«Без лести предан» Алексей Аракчеев Андрей Левандовский

We use cookies. Read the Privacy and Cookie Policy

«Без лести предан»

Алексей Аракчеев

Андрей Левандовский

Стартовая площадка у этого человека была предельно низкой – семья не нищая, но очень небогатая. В кадетский корпус его принимали полгода, и жили они тогда в Петербурге с отцом на гроши, занимали у кого только можно, просили даже у митрополита петербургского Гавриила – он им серебряный рубль дал на паперти, и они девять дней продержались.

И только через полгода, в тот день, когда уже собирались уезжать, не было ни копейки, Аракчеева все-таки зачислили.

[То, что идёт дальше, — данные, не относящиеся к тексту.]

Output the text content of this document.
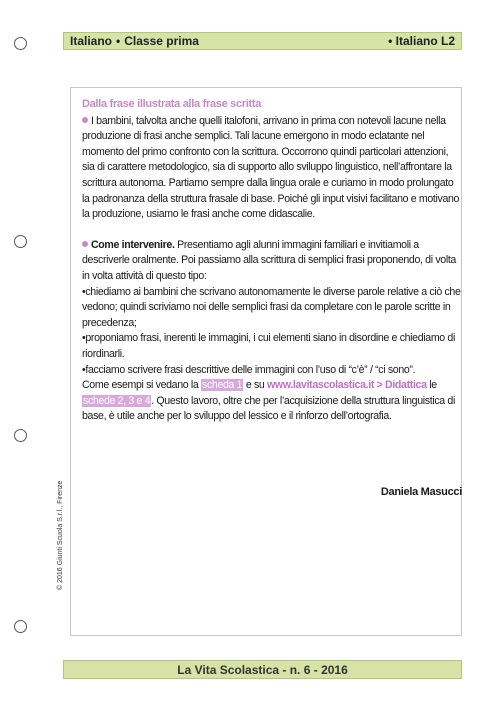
Italiano • Classe prima	• Italiano L2
Dalla frase illustrata alla frase scritta

I bambini, talvolta anche quelli italofoni, arrivano in prima con notevoli lacune nella produzione di frasi anche semplici. Tali lacune emergono in modo eclatante nel momento del primo confronto con la scrittura. Occorrono quindi particolari attenzioni, sia di carattere metodologico, sia di supporto allo sviluppo linguistico, nell’affrontare la scrittura autonoma. Partiamo sempre dalla lingua orale e curiamo in modo prolungato la padronanza della struttura frasale di base. Poiché gli input visivi facilitano e motivano la produzione, usiamo le frasi anche come didascalie.

Come intervenire. Presentiamo agli alunni immagini familiari e invitiamoli a descriverle oralmente. Poi passiamo alla scrittura di semplici frasi proponendo, di volta in volta attività di questo tipo:

•chiediamo ai bambini che scrivano autonomamente le diverse parole relative a ciò che vedono; quindi scriviamo noi delle semplici frasi da completare con le parole scritte in precedenza;

•proponiamo frasi, inerenti le immagini, i cui elementi siano in disordine e chiediamo di riordinarli.

•facciamo scrivere frasi descrittive delle immagini con l’uso di “c’è” / “ci sono”.

Come esempi si vedano la scheda 1 e su www.lavitascolastica.it > Didattica le schede 2, 3 e 4. Questo lavoro, oltre che per l’acquisizione della struttura linguistica di base, è utile anche per lo sviluppo del lessico e il rinforzo dell’ortografia.

Daniela Masucci
© 2016 Giunti Scuola S.r.l., Firenze
La Vita Scolastica - n. 6 - 2016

Но сразу поражает цельность натуры. Он человек далеко не бесталанный. Однако талантливых людей, думаю, немало, а вот людей, обладающих такой невероятной силой усердия, таким терпением, таким умением преодолевать разнообразные препятствия на своем пути, какими обладал Аракчеев, по пальцам можно перечесть. Я не знаю ему равных. У него просто бульдожья хватка. Он производит впечатление баллистической ракеты, запущенной по заданной траектории. Он вообще производит очень сильное впечатление, как мало кто другой, даже при поверхностном знакомстве. От него идет волна удивительной энергетики – черная она, белая, хорошая, плохая, – об этом можно рассуждать и спорить, но что это человек очень сильный, с выдающимися, вполне определенными качествами – это несомненно.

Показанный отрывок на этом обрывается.